Oleh Bosko Beding, SVD
ANDAIKATA ada seorang di antara kita yang belum pernah diundang ke suatu pesta, maka bolehlah dikatakan bahwa dia termasuk orang yang kurang pengalaman di dunia ini. Karena pesta adalah tempat orang bertukar pengalaman yang dibumbui dengan gelak-tawa, tempat orang mengadu cerita-cerita lucu dan bayolan. Satu lagi: pesta adalah tempat orang berlomba-lomba dalam……melayani orang lain.
Setiap orang yang ingin menyelenggarakan suatu pesta, niscaya berusaha sedapat-dapatnya supaya pestanya jadi bagus. Segala kemungkinan dipikirkan dan dicoba agar perayaan itu berjalan meriah. Tapi, kalau tidak bisa meriah juga tidak apa. Pokoknya bagus. Sehingga para tamu serta undangan boleh pulang ke rumah masing-masing dengan hati puas, karena telah dilayani secara patut. Itulah ukurannya, dan tuan pesta itu sendiri boleh merasa dirinya paling berbahagia, karena telah memuaskan banyak orang.
Dalam suasana macam itulah – menurut cerita Injil – Yesus mengadakan mukjizat-Nya yang pertama. Di tengah-tengah keramaian suatu perayaan nikah. Kita tahu, mukjizat-Nya itu dilakukan oleh Yesus untuk membebaskan tuan pesta dari rasa malu. Soalnya, undangan belum merasa puas.
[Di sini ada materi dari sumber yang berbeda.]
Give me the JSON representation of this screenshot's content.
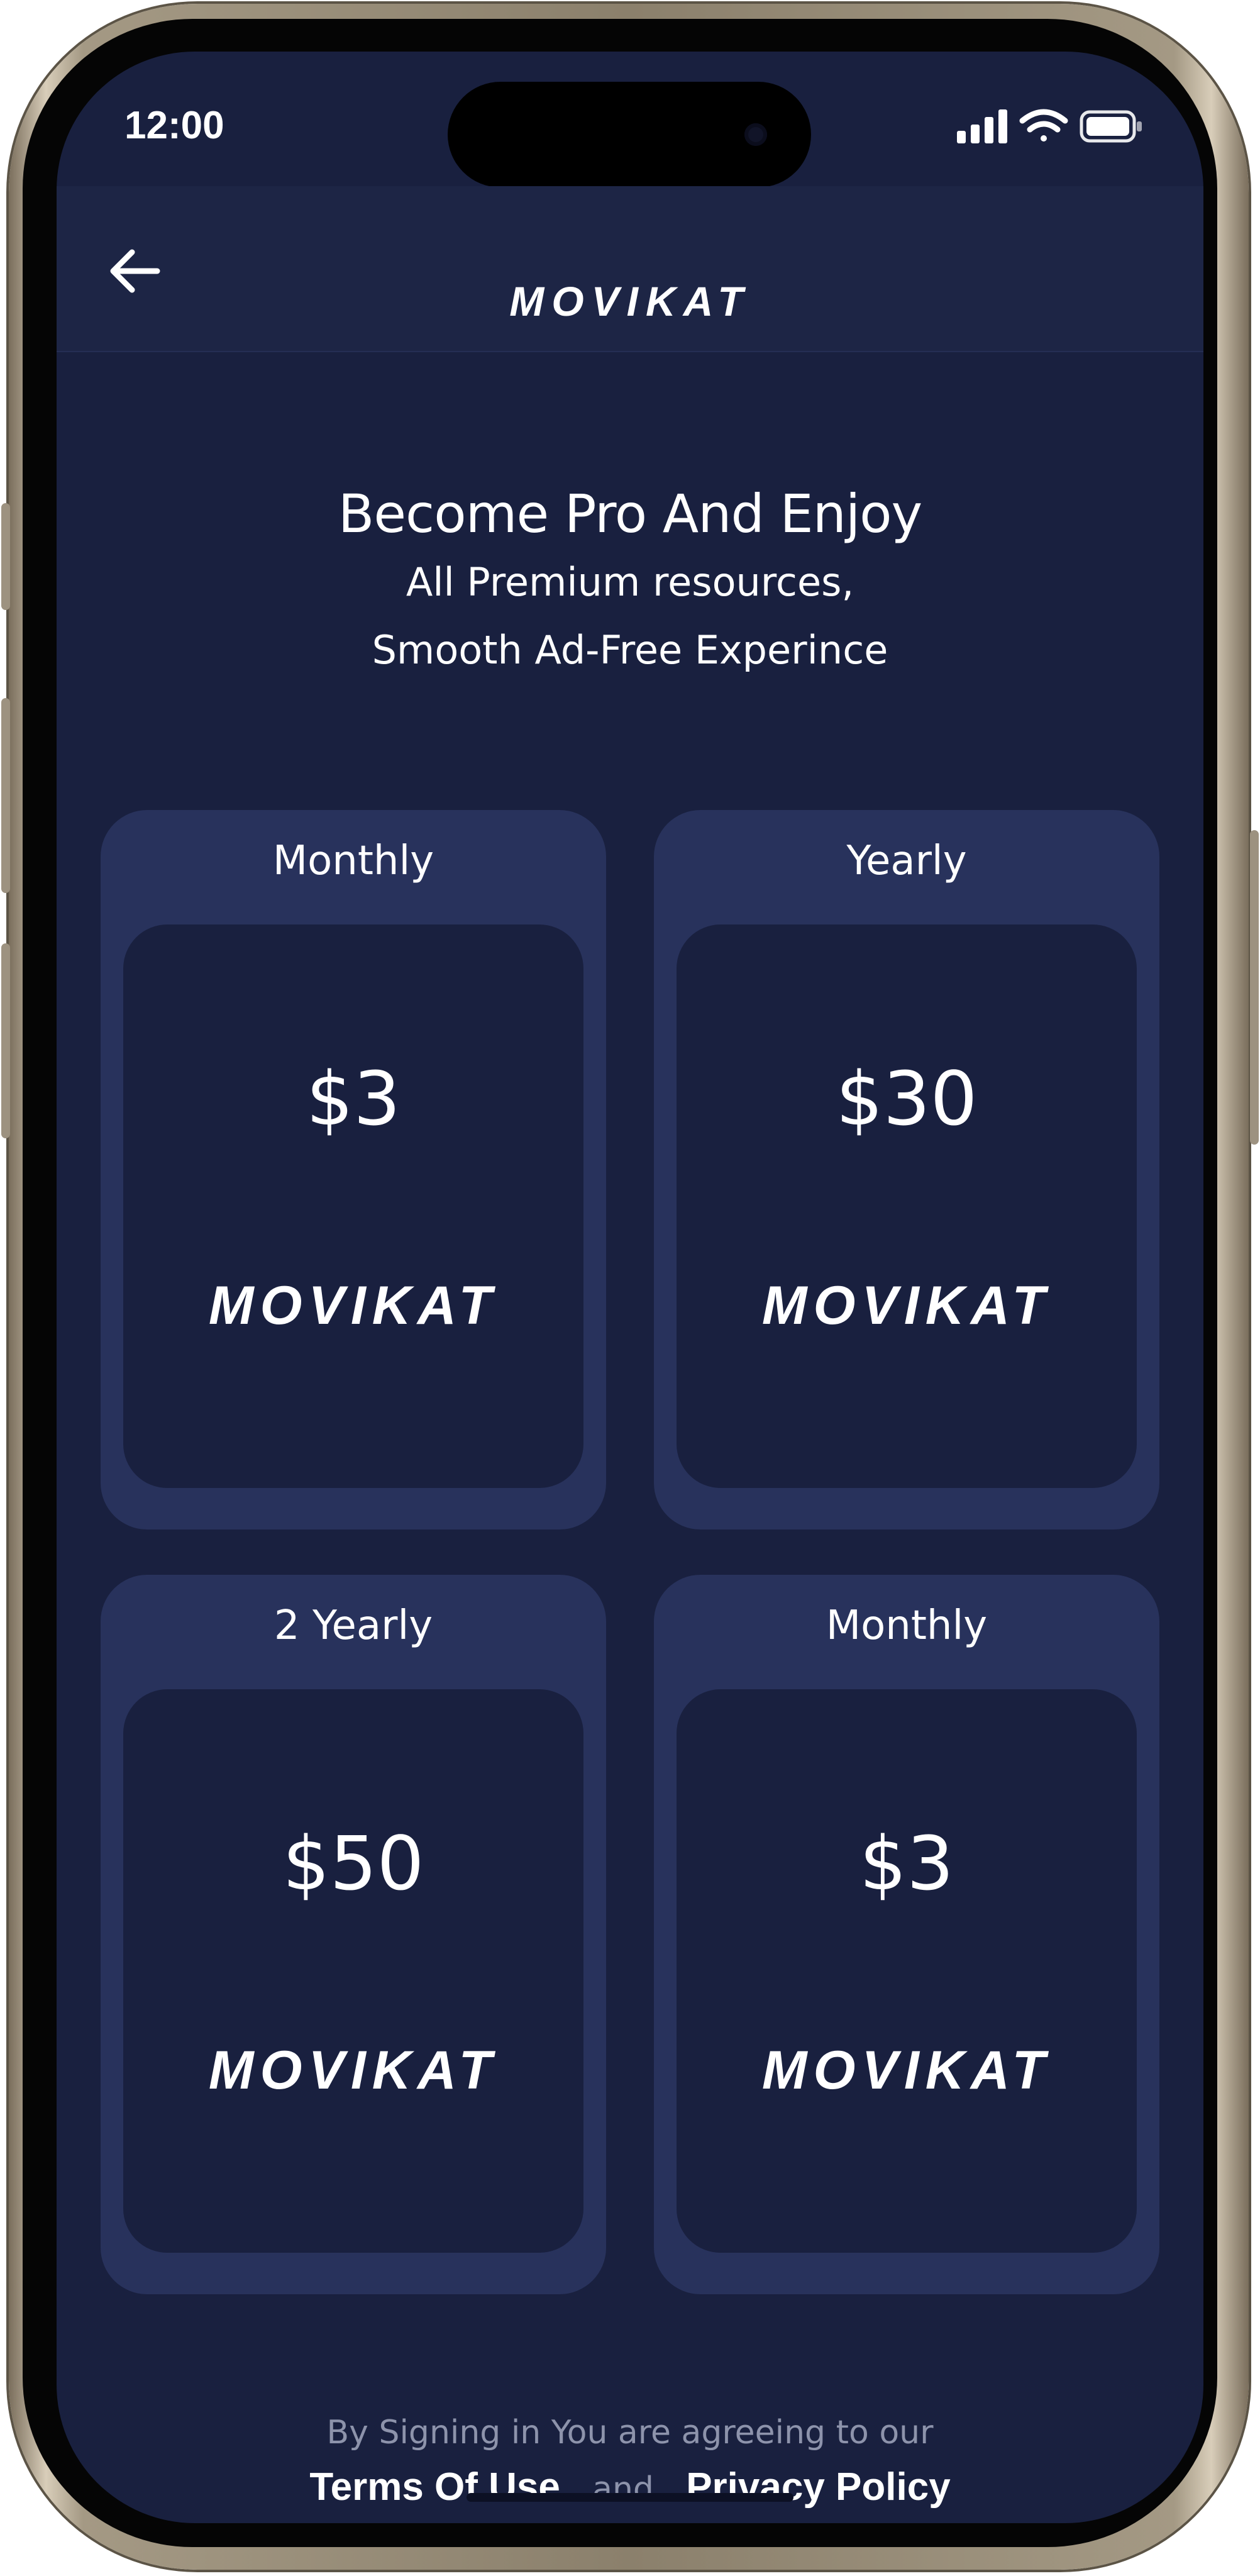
{
  "status_bar": {
    "time": "12:00",
    "icons": [
      "cellular-signal-icon",
      "wifi-icon",
      "battery-icon"
    ]
  },
  "header": {
    "back_icon": "arrow-left-icon",
    "logo_text": "MOVIKAT"
  },
  "promo": {
    "title": "Become Pro And Enjoy",
    "line1": "All Premium resources,",
    "line2": "Smooth Ad-Free Experince"
  },
  "plans": [
    {
      "label": "Monthly",
      "price": "$3",
      "logo_text": "MOVIKAT"
    },
    {
      "label": "Yearly",
      "price": "$30",
      "logo_text": "MOVIKAT"
    },
    {
      "label": "2 Yearly",
      "price": "$50",
      "logo_text": "MOVIKAT"
    },
    {
      "label": "Monthly",
      "price": "$3",
      "logo_text": "MOVIKAT"
    }
  ],
  "footer": {
    "agree_text": "By Signing in You are agreeing to our",
    "terms_label": "Terms Of Use",
    "and_text": "and",
    "privacy_label": "Privacy Policy"
  },
  "colors": {
    "screen_bg": "#19203f",
    "card_bg": "#28325c",
    "header_bg": "#1d2545",
    "logo_gradient": [
      "#f6c453",
      "#f07a3f",
      "#e0384f"
    ]
  }
}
Dan benar-benar, mukjizat Yesus itu telah menyelamatkan dia dari suatu bahaya yang paling ditakuti, yakni menjadi buah bibir masyarakat luas sebagai orang yang takt ahu mengatur
*******
Untuk apa semuanya itu dikemukakan? Kita toh tahu semua hal itu. Tapi kita merasa terjepit kadang-kadang. Di satu pihak, kita sebenarnya rela sekali membantu orang-orang yang memerlukan bantuan. Tapi di lain pihak, kita sendiri barangkali kesulitan. Maksud hati memeluk segala orang sebagai saudara, tapi apa daya, tangan tak sampai. Begitulah kenyataan yang tidak selalu dapat kita hindarkan.
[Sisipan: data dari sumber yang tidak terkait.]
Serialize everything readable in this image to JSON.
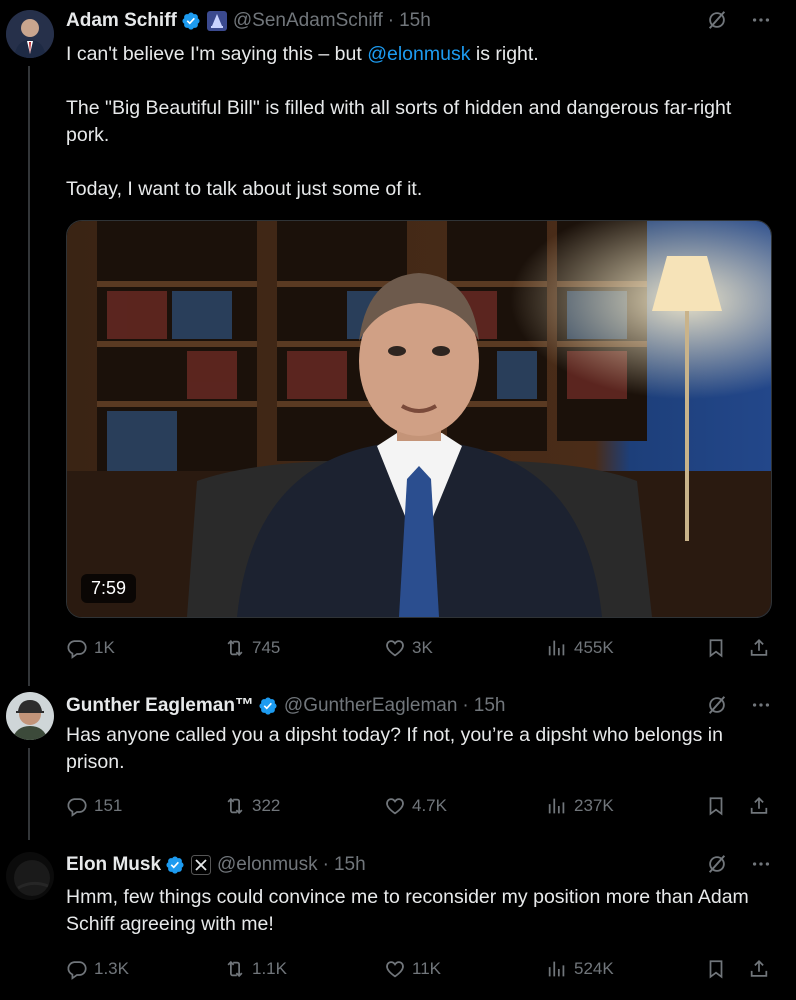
{
  "tweets": [
    {
      "name": "Adam Schiff",
      "handle": "@SenAdamSchiff",
      "time": "15h",
      "text_before_mention": "I can't believe I'm saying this – but ",
      "mention": "@elonmusk",
      "text_after_mention": " is right.",
      "para2": "The \"Big Beautiful Bill\" is filled with all sorts of hidden and dangerous far-right pork.",
      "para3": "Today, I want to talk about just some of it.",
      "video_duration": "7:59",
      "replies": "1K",
      "reposts": "745",
      "likes": "3K",
      "views": "455K"
    },
    {
      "name": "Gunther Eagleman™",
      "handle": "@GuntherEagleman",
      "time": "15h",
      "text": "Has anyone called you a dipsht today?  If not, you’re a dipsht who belongs in prison.",
      "replies": "151",
      "reposts": "322",
      "likes": "4.7K",
      "views": "237K"
    },
    {
      "name": "Elon Musk",
      "handle": "@elonmusk",
      "time": "15h",
      "text": "Hmm, few things could convince me to reconsider my position more than Adam Schiff agreeing with me!",
      "replies": "1.3K",
      "reposts": "1.1K",
      "likes": "11K",
      "views": "524K"
    }
  ],
  "colors": {
    "background": "#000000",
    "text": "#e7e9ea",
    "muted": "#71767b",
    "accent": "#1d9bf0",
    "divider": "#2f3336"
  },
  "icons": [
    "verified-badge-icon",
    "government-badge-icon",
    "x-logo-icon",
    "grok-icon",
    "more-icon",
    "reply-icon",
    "repost-icon",
    "like-icon",
    "views-icon",
    "bookmark-icon",
    "share-icon"
  ]
}
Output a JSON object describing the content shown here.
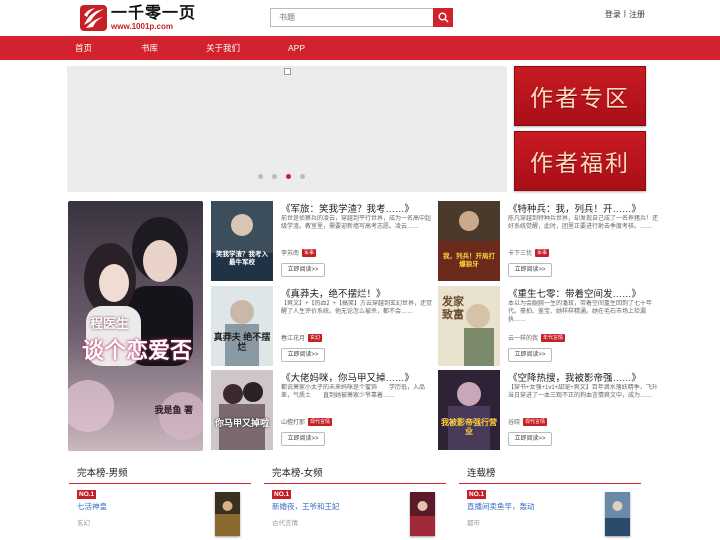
{
  "header": {
    "logo_title": "一千零一页",
    "logo_url": "www.1001p.com",
    "search_placeholder": "书题",
    "login": "登录",
    "separator": "|",
    "register": "注册"
  },
  "nav": [
    "首页",
    "书库",
    "关于我们",
    "APP"
  ],
  "banner": {
    "slide_count": 4,
    "active_slide": 3
  },
  "promos": [
    "作者专区",
    "作者福利"
  ],
  "feature": {
    "cover_title_top": "程医生",
    "cover_title_main": "谈个恋爱否",
    "cover_author": "我是鱼 著"
  },
  "read_label": "立即阅读>>",
  "books": [
    {
      "title": "《军旅：笑我学渣？我考……》",
      "desc": "前世是侦察兵的凌云，穿越到平行世界，成为一名高中超级学渣。教室里，需要迎新墙写高考志愿。凌云……",
      "author": "李苏南",
      "tag": "军事",
      "cover_text": "笑我学渣？我考入最牛军校"
    },
    {
      "title": "《特种兵：我，列兵！开……》",
      "desc": "陈凡穿越到特种兵世界，却发现自己成了一名养猪兵！还好系统觉醒，此时，团里正要进行射击季度考核。……",
      "author": "卡下三忧",
      "tag": "军事",
      "cover_text": "我，列兵！开局打爆狼牙"
    },
    {
      "title": "《真莽夫，绝不摆烂！》",
      "desc": "【爽文】+【热血】+【搞笑】方云穿越到玄幻世界，还觉醒了人生评价系统。他无论怎么被杀，都不会……",
      "author": "春江花月",
      "tag": "玄幻",
      "cover_text": "真莽夫 绝不摆烂"
    },
    {
      "title": "《重生七零：带着空间发……》",
      "desc": "本以为会腿腕一生的潘玫，带着空间重生回到了七十年代。豪拍、鉴宝、她样样精通。她在毛石市场上捡漏执……",
      "author": "云一样的我",
      "tag": "年代言情",
      "cover_text": "发家致富"
    },
    {
      "title": "《大佬妈咪，你马甲又掉……》",
      "desc": "都说萧家小太子的未来妈咪是个蜜饰　　学历低，入品差，气质土　　直到她被萧家少爷靠着……",
      "author": "山檀打那",
      "tag": "现代言情",
      "cover_text": "你马甲又掉啦"
    },
    {
      "title": "《空降热搜，我被影帝强……》",
      "desc": "【穿书+女强+1v1+甜宠+爽文】百年滴水落妖精季，飞升当日穿进了一本三观不正的狗血言情爽文中，成为……",
      "author": "谷晓",
      "tag": "现代言情",
      "cover_text": "我被影帝强行营业"
    }
  ],
  "rankings": [
    {
      "title": "完本榜-男频",
      "no": "NO.1",
      "book": "七活神皇",
      "cat": "玄幻"
    },
    {
      "title": "完本榜-女频",
      "no": "NO.1",
      "book": "新婚夜，王爷和王妃",
      "cat": "古代言情"
    },
    {
      "title": "连载榜",
      "no": "NO.1",
      "book": "直播间卖鱼竿，轰动",
      "cat": "都市"
    }
  ],
  "colors": {
    "brand_red": "#d2222d"
  }
}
Tapi, kadang-kadang sebetulnya kita sendiri turut mempersulit soal. Mengapa? Cobalah – “Lakukanlah apa saja yang diberitahukan-Nya kepada kalian”, – itulah nasehat dari ibu Yesus kepada para pelayan dalam pesta nikah tersebut di atas. Dan justru kata-kata itulah merupakan titik tolak mukjizat Yesus yang pertama.
Benar: tanpa uang, tanpa harta sekalipun, cuma dengan kata-kata atau sikap yang penuh simpati dan penghargaan, kita bisa meluputkan orang lain dari celaka. Selebihnya terletak di tangan Tuhan, asal kita percaya. Dengan itu, setiap hari kita bisa membuat mukjizat.
————————————————————————————
Sumber Tulisan: Percikan Pengalaman I, Nusa Indah 1982.